2016-09-23 / JT Beacon

Wells Reserve kicks off fall season with Punkinfiddle


Children dance during a musical performance at the 13th Punkinfiddle Family Festival in 2015. The 14th festival will take place at the Wells Reserve at Laudholm on Saturday, Sept. 24. 
SUBMITTED PHOTO Children dance during a musical performance at the 13th Punkinfiddle Family Festival in 2015. The 14th festival will take place at the Wells Reserve at Laudholm on Saturday, Sept. 24. SUBMITTED PHOTO WELLS — The fall season is fast approaching, and the Wells Reserve at Laudholm will be greeting it with the 14th Punkinfiddle Family Festival on Saturday, Sept. 24.

The festival, held annually on the last Saturday of September, began in 2003 as a celebration of the Town of Wells’ 305th birthday, and has remained a popular and well-attended event each year.

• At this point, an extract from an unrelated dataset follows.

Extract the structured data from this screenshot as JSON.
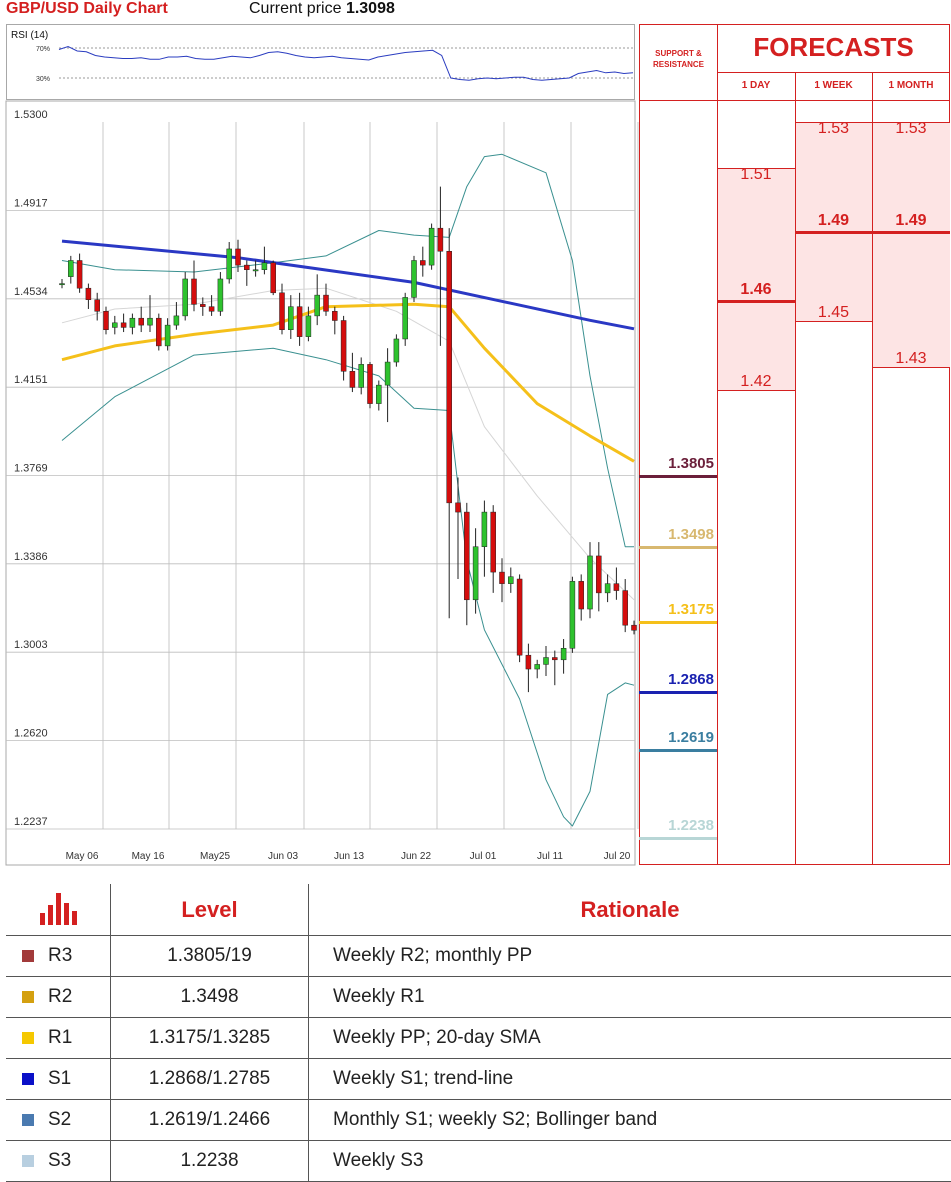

This year’s anticipated attendance is 2,500.

“We try to kick off the fall season with this festival to get kids and families out into what I think is the best season,” said Nik Charov, chairman of the Wells Reserve and president of the Laudholm Trust. “The trees are already at that point in full color; it’s just a great thing to experience.”

Aside from ushering in the fall season, the festival holds other purposes as well. Punkinfiddle always coincides with National Estuaries Day, so it acts as a method to raise awareness on the importance and beauty of estuaries – the tidal openings where rivers meet the sea.

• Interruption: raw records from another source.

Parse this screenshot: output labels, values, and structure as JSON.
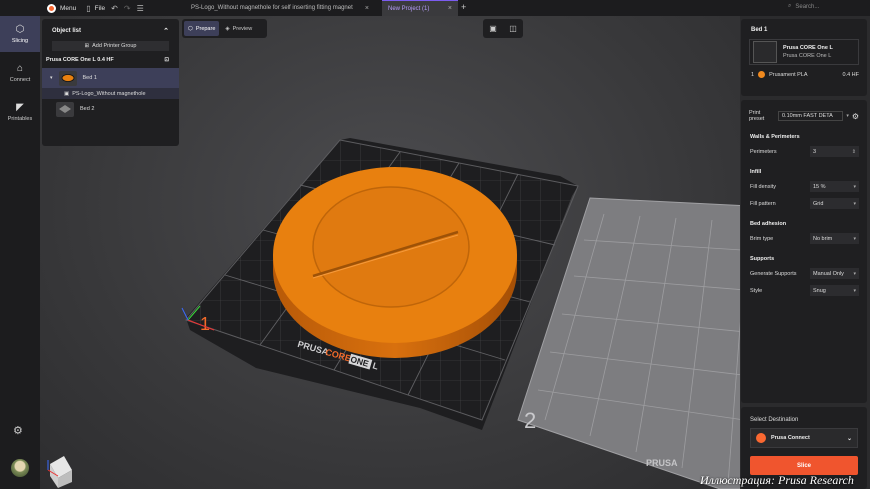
{
  "titlebar": {
    "menu_label": "Menu",
    "file_label": "File",
    "tabs": [
      {
        "label": "PS-Logo_Without magnethole for self inserting fitting magnet"
      },
      {
        "label": "New Project (1)"
      }
    ],
    "search_placeholder": "Search..."
  },
  "rail": {
    "items": [
      {
        "label": "Slicing",
        "icon": "cube-icon"
      },
      {
        "label": "Connect",
        "icon": "printer-icon"
      },
      {
        "label": "Printables",
        "icon": "printables-icon"
      }
    ]
  },
  "object_list": {
    "title": "Object list",
    "add_group": "Add Printer Group",
    "printer": "Prusa CORE One L 0.4 HF",
    "rows": [
      {
        "label": "Bed 1"
      },
      {
        "label": "PS-Logo_Without magnethole"
      },
      {
        "label": "Bed 2"
      }
    ]
  },
  "modes": {
    "prepare": "Prepare",
    "preview": "Preview"
  },
  "scene": {
    "bed1_number": "1",
    "bed2_number": "2",
    "plate_brand": "PRUSA",
    "plate_model": "CORE",
    "plate_one": "ONE",
    "plate_l": "L"
  },
  "bed_panel": {
    "title": "Bed 1",
    "printer_name": "Prusa CORE One L",
    "printer_sub": "Prusa CORE One L",
    "filament_index": "1",
    "filament_name": "Prusament PLA",
    "filament_color": "#f0891e",
    "nozzle": "0.4 HF"
  },
  "settings": {
    "preset_label": "Print preset",
    "preset_value": "0.10mm FAST DETA",
    "walls_title": "Walls & Perimeters",
    "perimeters_label": "Perimeters",
    "perimeters_value": "3",
    "infill_title": "Infill",
    "fill_density_label": "Fill density",
    "fill_density_value": "15 %",
    "fill_pattern_label": "Fill pattern",
    "fill_pattern_value": "Grid",
    "bed_adhesion_title": "Bed adhesion",
    "brim_label": "Brim type",
    "brim_value": "No brim",
    "supports_title": "Supports",
    "gen_supports_label": "Generate Supports",
    "gen_supports_value": "Manual Only",
    "style_label": "Style",
    "style_value": "Snug"
  },
  "destination": {
    "label": "Select Destination",
    "value": "Prusa Connect",
    "slice": "Slice"
  },
  "watermark": "Иллюстрация: Prusa Research",
  "colors": {
    "accent": "#f0552e",
    "selection": "#3d3f59",
    "model": "#e07814"
  }
}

Attendees are encouraged to hike the seven miles of trails along the Wells Reserve while checking out the reserve’s three estuaries: the Webhannet River estuary, the Little River estuary and the Ogunquit River estuary .

Other events will be plentiful and spread throughout the day.

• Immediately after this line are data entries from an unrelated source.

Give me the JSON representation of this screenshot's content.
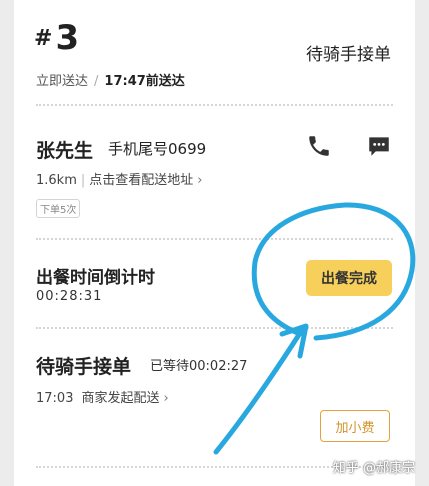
{
  "order": {
    "hash": "#",
    "number": "3",
    "status": "待骑手接单",
    "delivery_mode": "立即送达",
    "delivery_separator": "/",
    "delivery_time": "17:47前送达"
  },
  "customer": {
    "name": "张先生",
    "phone_tail": "手机尾号0699",
    "distance": "1.6km",
    "address_link": "点击查看配送地址",
    "order_count": "下单5次"
  },
  "meal": {
    "countdown_title": "出餐时间倒计时",
    "countdown_time": "00:28:31",
    "ready_button": "出餐完成"
  },
  "rider": {
    "waiting_title": "待骑手接单",
    "waiting_elapsed": "已等待00:02:27",
    "dispatch_time": "17:03",
    "dispatch_label": "商家发起配送",
    "tip_button": "加小费"
  },
  "watermark": "知乎 @郝康宗",
  "icons": {
    "phone": "phone-icon",
    "chat": "chat-icon",
    "chevron": "chevron-right-icon"
  },
  "colors": {
    "accent_yellow": "#f7d05b",
    "tip_orange": "#d3932a",
    "annotation_blue": "#29a8e0"
  }
}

“We’ll have sheep herding, games out in the field, book readings and signings, lots of animals for a petting zoo, hayrides and scavenger hunting, scarecrow making and pumpkin decorating,” Charov said. “There’s just so much going on, it’s really an incredible day up here.”

The festival will also feature a farmers’ market, plus live music from four bands on the Laudholm solar-powered stage from 11 a.m. to 3 p.m.

Set to perform are Seagrass, a five-piece bluegrass group based out of southern Maine, and Laurel Martin and Jim Prendergast, a Celtic music duo from Boston and New Hampshire, respectively. Other musical performers will be announced before the festival.

Charov said every year brings memorable moments.

“(Last year), it was the sheep herding on the south lawn… people gathered to watch the dogs in action. It’s the only time we allow dogs here,” he said. “They were so well trained, and what they can do with the sheep, how fast and smart they are – you just sit there and think, ‘Wow.’”

Guests will be able to purchase food from vendors such as Duffy’s Tavern and Grill of Kennebunk, which will be serving lunch, Arundel Ice Cream and The Cider Donut Co.

Punkinfiddle is non-commercial, and logos will be hard to come by on festival day, according to Charov.

“It’s a festival about the history of this place and our town, but also a festival about what we do now, studying estuaries and nature every day,” Charov said. “It’s a kitchen sink festival; there’s something for everyone.”

Cost of entry is $7; free for children under 16. Members of the Laudholm Trust will pay the discounted price of $5. The festival will run from 10 a.m. to 4 p.m. rain or shine.